Peer review status:IN REVISION

24 May 2020Submitted to Ecology and Evolution
26 May 2020Assigned to Editor
26 May 2020Submission Checks Completed
27 May 2020Reviewer(s) Assigned
23 Jun 2020Review(s) Completed, Editorial Evaluation Pending
25 Jun 2020Editorial Decision: Revise Minor

Abstract

The contribution of wild insects to crop pollination is becoming increasingly important as global demand for crops dependent on animal pollination increases. If wild insect populations are to persist in agricultural landscapes, there must be sufficient floral resources (FR) over time and space. The temporal, within-season component of FR availability has rarely been investigated, despite growing recognition of its likely importance for pollinator populations. Here, we examined the visitation rates of common bee genera and the spatiotemporal availability of FR in agroecosystems over one season to determine whether local bee activity was limited by the abundance of landscape FR, and if so, whether it was limited by the present or past abundance of landscape FR. Visitation rates and landscape FR were measured in 27 agricultural sites in Ontario and Québec, Canada, across four time periods and three spatial scales. Landscape FR at varying spatial scales predicted visits for the seven most commonly observed bee genera.

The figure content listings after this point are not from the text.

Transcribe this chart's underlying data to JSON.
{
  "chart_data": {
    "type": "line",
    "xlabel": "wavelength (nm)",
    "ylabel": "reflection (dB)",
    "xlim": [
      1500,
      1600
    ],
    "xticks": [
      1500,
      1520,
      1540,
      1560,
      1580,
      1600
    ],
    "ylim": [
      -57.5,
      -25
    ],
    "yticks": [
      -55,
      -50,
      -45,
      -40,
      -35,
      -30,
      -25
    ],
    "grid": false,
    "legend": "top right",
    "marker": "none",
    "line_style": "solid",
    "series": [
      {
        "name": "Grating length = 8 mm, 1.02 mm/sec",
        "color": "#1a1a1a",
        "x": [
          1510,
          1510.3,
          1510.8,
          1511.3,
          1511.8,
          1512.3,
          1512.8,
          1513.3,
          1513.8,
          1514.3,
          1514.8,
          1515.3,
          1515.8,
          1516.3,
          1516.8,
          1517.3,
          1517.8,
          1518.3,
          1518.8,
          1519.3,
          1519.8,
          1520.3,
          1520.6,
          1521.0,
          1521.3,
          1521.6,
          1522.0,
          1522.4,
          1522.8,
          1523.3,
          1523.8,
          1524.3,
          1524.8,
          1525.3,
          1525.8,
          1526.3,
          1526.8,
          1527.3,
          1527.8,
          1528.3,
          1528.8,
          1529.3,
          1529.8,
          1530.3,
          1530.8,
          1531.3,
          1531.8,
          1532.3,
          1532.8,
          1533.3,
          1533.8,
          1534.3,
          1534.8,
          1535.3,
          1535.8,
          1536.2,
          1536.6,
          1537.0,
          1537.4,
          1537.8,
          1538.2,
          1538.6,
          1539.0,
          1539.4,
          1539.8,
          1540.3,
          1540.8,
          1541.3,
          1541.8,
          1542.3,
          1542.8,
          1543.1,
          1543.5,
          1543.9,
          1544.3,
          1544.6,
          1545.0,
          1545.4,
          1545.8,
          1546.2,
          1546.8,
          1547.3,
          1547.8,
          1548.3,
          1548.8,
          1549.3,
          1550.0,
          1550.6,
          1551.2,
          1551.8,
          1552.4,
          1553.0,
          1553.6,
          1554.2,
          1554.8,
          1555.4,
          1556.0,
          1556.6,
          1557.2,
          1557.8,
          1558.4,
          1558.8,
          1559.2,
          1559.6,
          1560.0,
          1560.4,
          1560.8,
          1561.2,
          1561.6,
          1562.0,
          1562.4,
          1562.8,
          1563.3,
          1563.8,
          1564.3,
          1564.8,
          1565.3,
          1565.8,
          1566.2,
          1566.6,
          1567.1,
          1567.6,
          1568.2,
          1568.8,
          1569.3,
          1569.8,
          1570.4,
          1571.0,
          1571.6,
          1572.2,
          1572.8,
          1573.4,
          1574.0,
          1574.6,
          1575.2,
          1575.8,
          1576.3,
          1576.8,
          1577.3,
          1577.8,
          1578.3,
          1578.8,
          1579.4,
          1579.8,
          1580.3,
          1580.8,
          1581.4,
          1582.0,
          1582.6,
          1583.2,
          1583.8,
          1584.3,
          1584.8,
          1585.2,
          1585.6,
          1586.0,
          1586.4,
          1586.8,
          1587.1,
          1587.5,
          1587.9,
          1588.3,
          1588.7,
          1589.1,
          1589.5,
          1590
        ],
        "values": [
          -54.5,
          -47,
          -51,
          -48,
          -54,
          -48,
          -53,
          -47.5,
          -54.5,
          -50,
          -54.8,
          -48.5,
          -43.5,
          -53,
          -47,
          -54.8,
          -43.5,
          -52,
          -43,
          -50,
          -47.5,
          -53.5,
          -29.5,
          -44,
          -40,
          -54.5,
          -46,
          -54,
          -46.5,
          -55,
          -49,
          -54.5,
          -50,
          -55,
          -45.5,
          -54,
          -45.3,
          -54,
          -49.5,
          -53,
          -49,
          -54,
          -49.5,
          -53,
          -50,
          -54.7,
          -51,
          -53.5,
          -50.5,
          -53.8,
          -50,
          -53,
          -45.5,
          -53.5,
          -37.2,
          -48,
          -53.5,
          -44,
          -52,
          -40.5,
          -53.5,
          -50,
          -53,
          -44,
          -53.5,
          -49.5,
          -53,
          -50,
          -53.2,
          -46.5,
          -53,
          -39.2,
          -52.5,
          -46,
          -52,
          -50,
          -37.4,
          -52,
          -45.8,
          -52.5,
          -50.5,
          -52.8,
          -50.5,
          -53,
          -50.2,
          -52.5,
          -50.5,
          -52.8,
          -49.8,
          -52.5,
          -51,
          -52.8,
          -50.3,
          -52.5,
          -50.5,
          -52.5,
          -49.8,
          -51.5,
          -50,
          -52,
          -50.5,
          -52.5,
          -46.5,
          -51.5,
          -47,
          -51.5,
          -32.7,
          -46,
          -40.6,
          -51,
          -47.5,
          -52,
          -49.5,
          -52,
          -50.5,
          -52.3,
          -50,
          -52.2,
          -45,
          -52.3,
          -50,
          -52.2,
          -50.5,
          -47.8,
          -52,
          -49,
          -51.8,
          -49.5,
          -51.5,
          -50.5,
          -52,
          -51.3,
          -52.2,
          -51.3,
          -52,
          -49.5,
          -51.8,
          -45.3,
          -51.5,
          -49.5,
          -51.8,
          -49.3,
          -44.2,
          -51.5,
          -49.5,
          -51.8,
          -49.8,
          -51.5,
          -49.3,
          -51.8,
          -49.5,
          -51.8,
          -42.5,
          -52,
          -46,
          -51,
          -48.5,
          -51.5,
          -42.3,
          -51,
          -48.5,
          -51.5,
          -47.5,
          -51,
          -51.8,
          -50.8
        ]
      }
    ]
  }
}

Bombus visitation rates were higher in landscapes that had greater cumulative seasonal abundance of FR, suggesting the importance of early-season FR for this taxon. Visits from Halictus and Lasioglossum were higher in landscapes that provided either a stable or increasing amount of FR over the season and were lower in landscapes that experienced a decrease in FR over the course of a season. Andrena, Augochlorella, Megachile, and Peponapis visits were not measurably influenced by FR in previous months but were lower in landscapes that had a higher present abundance of FR, perhaps reflecting pollinator movement or dilution. Our research provides insight into how seasonal fluctuations in floral resources affect bee activity, and by examining each bee genus separately, we could observe how differences in foraging periods, foraging ranges, and the number of broods per season influence how bee taxa respond to food availability within agroecosystems.